Criticism of a controversial ‘mistake of fact’ law in Queensland is misinformed and there needs to be greater community awareness about how the law operates, says leading legal firm Creevey Russell Lawyers.
Section 24 of the Criminal Code Act 1899 (Qld) contains the defence that a person is not criminally responsible for an act such as a sex offence if the person held an honest and reasonable, but mistaken, belief there was consent involved.
The Queensland government has called for the law to be reviewed by the Queensland Law Reform Commission, with a recommendation expected in early 2020.
Creevey Russell Principal Dan Creevey said the suggestion that the mistake of fact defence allows an offender to walk free in sexual offence type matters is “simply wrong”.
“Creevey Russell Lawyers believes the criticisms of the section 24 defence are misinformed and there needs to be greater community awareness as to how the law operates,” Mr Creevey said.
“The mere fact that the defence may be raised does not dictate that a jury will accept the defence is applicable in any given matter.

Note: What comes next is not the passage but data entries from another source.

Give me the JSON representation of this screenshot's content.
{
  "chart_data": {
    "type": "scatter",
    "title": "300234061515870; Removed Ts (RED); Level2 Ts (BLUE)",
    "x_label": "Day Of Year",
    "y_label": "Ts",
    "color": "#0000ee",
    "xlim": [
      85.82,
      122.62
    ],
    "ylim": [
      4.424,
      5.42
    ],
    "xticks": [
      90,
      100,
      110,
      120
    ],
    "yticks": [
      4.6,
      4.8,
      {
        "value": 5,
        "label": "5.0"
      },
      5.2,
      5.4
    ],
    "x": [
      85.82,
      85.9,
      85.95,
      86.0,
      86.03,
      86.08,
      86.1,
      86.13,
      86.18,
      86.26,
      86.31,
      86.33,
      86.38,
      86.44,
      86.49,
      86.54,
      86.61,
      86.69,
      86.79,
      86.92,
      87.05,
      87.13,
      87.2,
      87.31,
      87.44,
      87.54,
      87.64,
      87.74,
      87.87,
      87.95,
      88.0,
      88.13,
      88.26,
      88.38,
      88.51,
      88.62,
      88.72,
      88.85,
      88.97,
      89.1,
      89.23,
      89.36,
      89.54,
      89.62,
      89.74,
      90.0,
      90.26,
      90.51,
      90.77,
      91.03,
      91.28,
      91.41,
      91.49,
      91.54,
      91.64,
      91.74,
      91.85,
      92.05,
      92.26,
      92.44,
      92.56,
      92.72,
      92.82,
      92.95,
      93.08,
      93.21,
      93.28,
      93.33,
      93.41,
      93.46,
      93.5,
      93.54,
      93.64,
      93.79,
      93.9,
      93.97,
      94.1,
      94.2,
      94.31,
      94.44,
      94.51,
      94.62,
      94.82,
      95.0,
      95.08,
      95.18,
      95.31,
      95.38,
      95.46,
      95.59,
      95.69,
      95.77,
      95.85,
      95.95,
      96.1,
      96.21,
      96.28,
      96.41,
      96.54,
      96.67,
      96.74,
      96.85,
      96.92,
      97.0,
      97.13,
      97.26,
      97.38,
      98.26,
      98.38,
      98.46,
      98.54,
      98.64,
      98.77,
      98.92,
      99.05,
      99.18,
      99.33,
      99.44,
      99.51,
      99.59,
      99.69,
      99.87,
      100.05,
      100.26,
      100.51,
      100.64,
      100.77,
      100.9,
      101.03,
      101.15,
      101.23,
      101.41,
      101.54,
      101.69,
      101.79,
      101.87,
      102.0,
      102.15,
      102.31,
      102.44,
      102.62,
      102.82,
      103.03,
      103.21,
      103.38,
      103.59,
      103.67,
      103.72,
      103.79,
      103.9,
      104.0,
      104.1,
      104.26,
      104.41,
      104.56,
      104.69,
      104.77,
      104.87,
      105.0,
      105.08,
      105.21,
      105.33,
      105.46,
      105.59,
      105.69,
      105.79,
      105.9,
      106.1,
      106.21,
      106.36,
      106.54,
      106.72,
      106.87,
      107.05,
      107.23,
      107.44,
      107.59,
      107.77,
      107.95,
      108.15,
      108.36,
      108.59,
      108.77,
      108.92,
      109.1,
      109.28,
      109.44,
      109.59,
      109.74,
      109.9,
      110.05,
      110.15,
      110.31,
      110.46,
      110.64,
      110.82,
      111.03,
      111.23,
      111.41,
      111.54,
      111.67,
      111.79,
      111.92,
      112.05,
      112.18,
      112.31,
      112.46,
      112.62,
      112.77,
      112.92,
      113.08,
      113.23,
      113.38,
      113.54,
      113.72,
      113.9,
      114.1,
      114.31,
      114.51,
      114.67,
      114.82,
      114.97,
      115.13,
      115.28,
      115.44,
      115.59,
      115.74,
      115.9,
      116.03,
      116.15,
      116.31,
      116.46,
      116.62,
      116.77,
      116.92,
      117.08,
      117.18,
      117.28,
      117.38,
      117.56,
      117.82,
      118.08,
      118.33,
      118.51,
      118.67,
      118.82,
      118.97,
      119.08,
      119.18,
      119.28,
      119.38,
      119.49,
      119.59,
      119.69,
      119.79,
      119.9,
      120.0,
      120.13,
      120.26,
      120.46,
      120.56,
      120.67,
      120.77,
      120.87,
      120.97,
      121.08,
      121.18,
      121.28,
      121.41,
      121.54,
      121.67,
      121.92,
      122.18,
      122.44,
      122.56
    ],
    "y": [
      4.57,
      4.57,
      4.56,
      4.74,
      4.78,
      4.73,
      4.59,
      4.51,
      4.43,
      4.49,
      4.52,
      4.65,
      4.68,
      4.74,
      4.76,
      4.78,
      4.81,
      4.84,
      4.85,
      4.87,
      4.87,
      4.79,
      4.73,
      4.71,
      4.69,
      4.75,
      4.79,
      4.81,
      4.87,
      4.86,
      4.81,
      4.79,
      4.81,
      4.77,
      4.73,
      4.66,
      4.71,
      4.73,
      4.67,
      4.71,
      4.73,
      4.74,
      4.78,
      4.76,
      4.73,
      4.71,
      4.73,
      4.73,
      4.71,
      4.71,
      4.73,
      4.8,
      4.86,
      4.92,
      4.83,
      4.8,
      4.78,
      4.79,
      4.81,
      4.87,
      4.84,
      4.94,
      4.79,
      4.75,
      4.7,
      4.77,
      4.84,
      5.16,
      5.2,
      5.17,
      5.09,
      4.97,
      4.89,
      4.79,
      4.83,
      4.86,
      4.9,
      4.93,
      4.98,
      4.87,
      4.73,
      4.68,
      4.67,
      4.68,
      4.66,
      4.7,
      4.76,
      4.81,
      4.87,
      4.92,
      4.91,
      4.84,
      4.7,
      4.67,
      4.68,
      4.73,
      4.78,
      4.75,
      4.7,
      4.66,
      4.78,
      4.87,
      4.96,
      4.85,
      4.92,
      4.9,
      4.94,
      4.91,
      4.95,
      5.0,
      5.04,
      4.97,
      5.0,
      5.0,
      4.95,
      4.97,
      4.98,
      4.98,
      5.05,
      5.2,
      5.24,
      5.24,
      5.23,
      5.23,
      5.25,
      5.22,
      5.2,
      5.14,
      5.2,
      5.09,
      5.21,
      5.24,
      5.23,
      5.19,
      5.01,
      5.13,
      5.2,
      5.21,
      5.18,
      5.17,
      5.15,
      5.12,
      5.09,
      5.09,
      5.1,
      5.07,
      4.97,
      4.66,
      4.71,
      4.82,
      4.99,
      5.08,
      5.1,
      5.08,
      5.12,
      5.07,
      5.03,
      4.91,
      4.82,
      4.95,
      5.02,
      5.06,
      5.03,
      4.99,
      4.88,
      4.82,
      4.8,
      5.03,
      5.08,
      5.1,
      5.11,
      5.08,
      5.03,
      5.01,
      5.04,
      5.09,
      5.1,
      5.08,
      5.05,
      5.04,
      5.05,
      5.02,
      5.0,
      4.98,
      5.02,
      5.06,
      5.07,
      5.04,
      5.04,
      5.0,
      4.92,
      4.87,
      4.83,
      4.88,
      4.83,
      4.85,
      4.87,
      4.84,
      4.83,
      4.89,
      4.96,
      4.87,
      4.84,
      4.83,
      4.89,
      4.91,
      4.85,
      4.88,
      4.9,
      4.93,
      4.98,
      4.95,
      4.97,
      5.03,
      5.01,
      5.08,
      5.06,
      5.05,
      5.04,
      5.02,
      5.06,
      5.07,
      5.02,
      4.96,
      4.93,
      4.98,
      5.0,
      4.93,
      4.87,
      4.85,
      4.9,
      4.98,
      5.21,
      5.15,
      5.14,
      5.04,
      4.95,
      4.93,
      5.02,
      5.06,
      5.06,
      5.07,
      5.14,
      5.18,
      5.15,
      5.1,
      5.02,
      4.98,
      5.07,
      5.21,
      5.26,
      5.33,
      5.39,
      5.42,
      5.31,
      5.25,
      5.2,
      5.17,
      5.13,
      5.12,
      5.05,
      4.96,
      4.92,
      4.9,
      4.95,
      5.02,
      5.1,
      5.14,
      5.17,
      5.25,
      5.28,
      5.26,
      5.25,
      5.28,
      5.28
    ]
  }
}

That is because section 24 contains both a subjective and objective component. A defendant cannot just raise section 24 and expect to be let off – juries apply their common sense, and the subjective component of the test provides that safeguard.”
Creevey Russell Senior Associate Trent Jones said subjectively, an accused person may hold an honest and mistaken belief regarding the existence of anything, such as the fact a person is consenting to sexual intercourse.
“Objectively, however, it is a matter – most commonly reserved for juries – to determine whether or not that mistaken belief held by a defendant was reasonable having regard to all the circumstances of a case,” he said.
“Trials involving sexual offences are most often run before a jury. The role of a jury in a criminal trial is to determine whether or not an accused person is guilty or not guilty of the alleged offence. A jury reaches their verdict by adopting the role of the sole judge of the fact, receiving guidance and direction regarding the application of the law by the presiding judge.
“A mere mistake of a defendant is simply not enough to enliven a section 24 defence. For a section 24 defence to be successful, a jury must form the view that the honest, but mistaken, belief held by the defendant, in their particular circumstances, was held on reasonable grounds.
“The section 24 defence is not a matter whereby an accused person can simply state that they honestly believed a complainant was consenting and automatically expect to be acquitted. If that were the case, there would certainly be significant issues with the justice system, but that is not the way the section 24 defence is designed to operate.
“Juries have accepted the existence of a mistake of fact defence and acquitted accused people previously, but, similarly, there have been instances where juries have rejected a mistake of fact defence and convicted a defendant.”